You might remember the story of a team of geologists from Evolution Mining, who were exploring for gold outside of Ora Banda in 2020, when they reported abnormalities in their drill results – which turned out to be an indicator for a likely hit from an asteroid up to 200m wide about 130 million years ago.
Well now an equally amazing story has emerged from the Goldfields-Esperance region, where exploration activity at a site 100km west-south-west of Norseman led to the world’s leggiest creature being found at a depth of 60 metres underground in August 2020.
The newly named Eumillipes persephone has 1306 legs, some 556 more than the previous record for a millipede. Indeed, it could be classified as the world’s first true millipede given it’s the only one to have been discovered with at least 1000 legs.
The first generic half of its Latin name equates to “true thousand feet”, while the second specific part refers to the Greek goddess Persephone, who became the queen of the underworld, a reference to the creature’s subterranean habitat.
In a paper published on nature.com last week, the team reporting the discovery – which includes the WA Museum’s Head of Terrestrial Zoology and Curator of Arachnids and Myriapods, Dr Mark Harvey – outlined the surprising and significant nature of the find.

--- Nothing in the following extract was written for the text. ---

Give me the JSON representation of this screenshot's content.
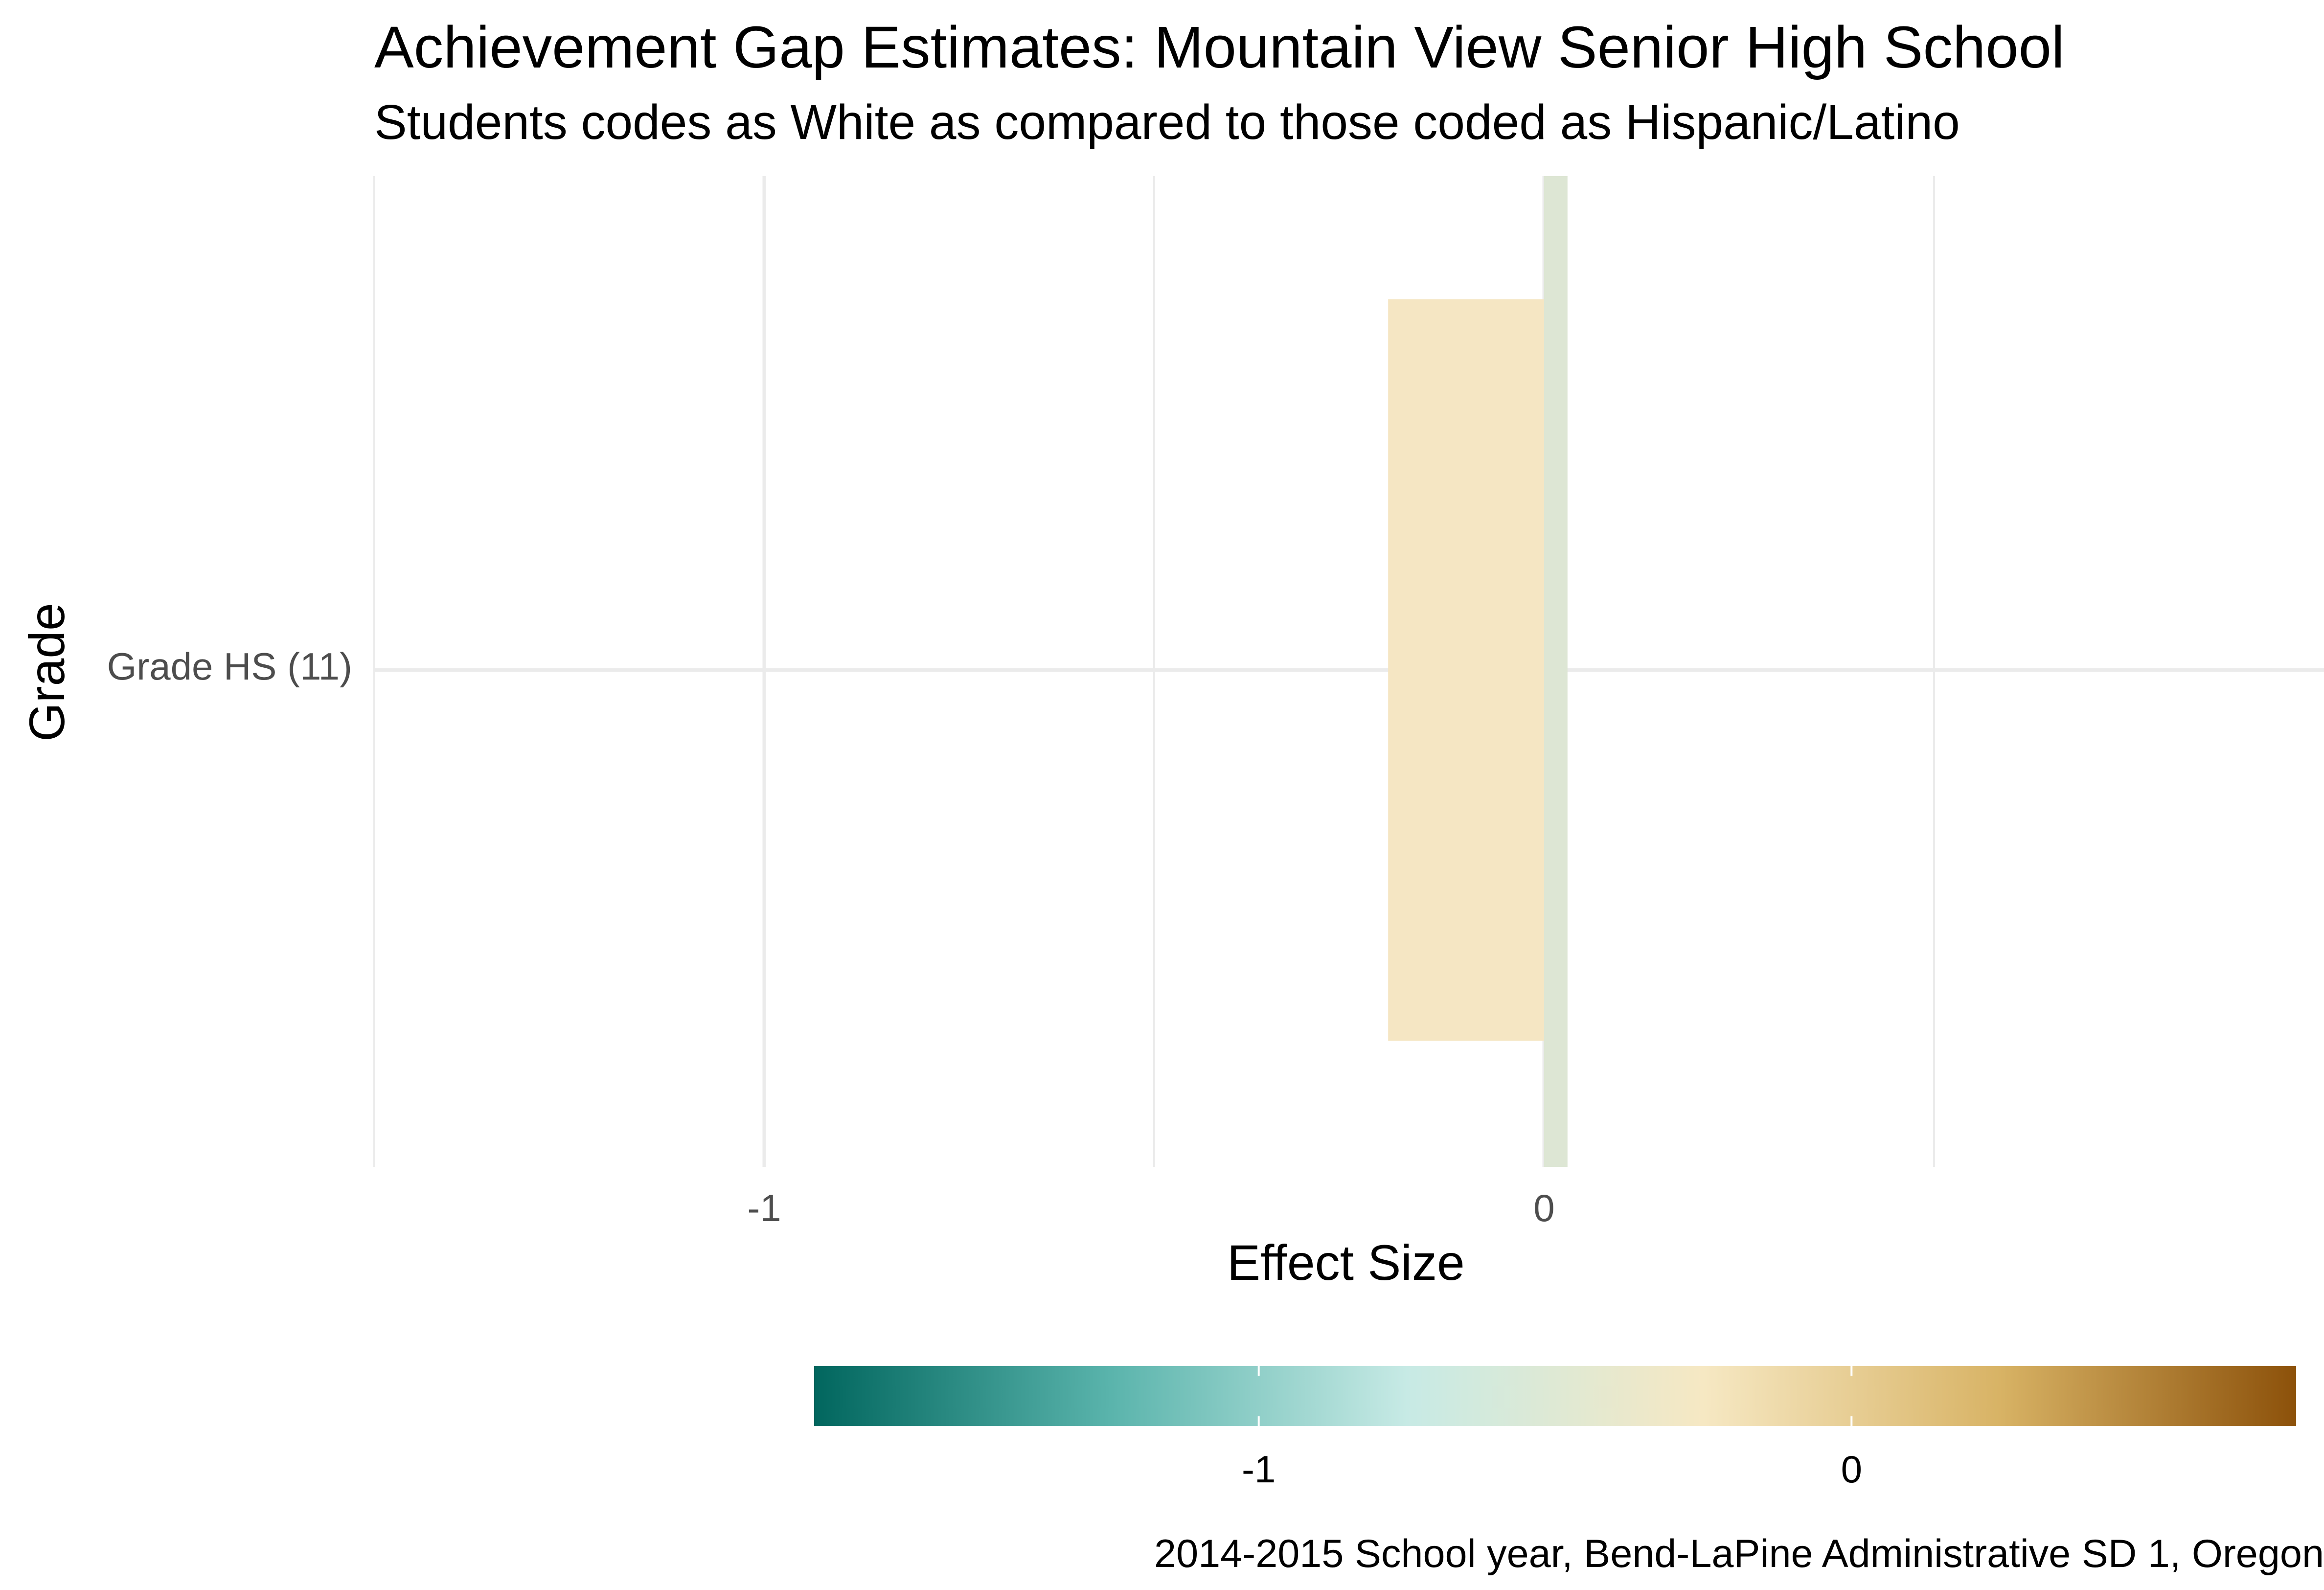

The animal, which measures only 0.95mm in width and 95.7mm in length, has 330 segments, a cone-shaped head with enormous antennae (at least in relation to its diminutive body!) and a beak for feeding.
It is distantly related to the previous world record holder for legs (California’s Illacme plenipes), lacks eyes and pigmentation, and has a greatly elongated body, which makes it unlike its closest surface-dwelling Australian kin.
In total eight members of the new species were collected in troglofauna traps at depths between 15m and 60m in pre-existing drill holes that were being surveyed for evidence of millipedes and other subterranean fauna.
Given the remarkable nature of the find and the constant activity of mining in the Goldfields, conservation of Eumillipes persephone’s habitat going forward will now become an important consideration.
Less than a week after the world first heard about its existence, it already has its own Wikipedia page!
Millipedes have lived on Earth for more than 400 million years and are considered to be important as decomposers in terrestrial ecosystems.
Some extinct species are thought to have been more than two metres in length, including one fossilised version discovered recently in northern England that has been estimated at 2.7 metres and weighing about 50 kilograms.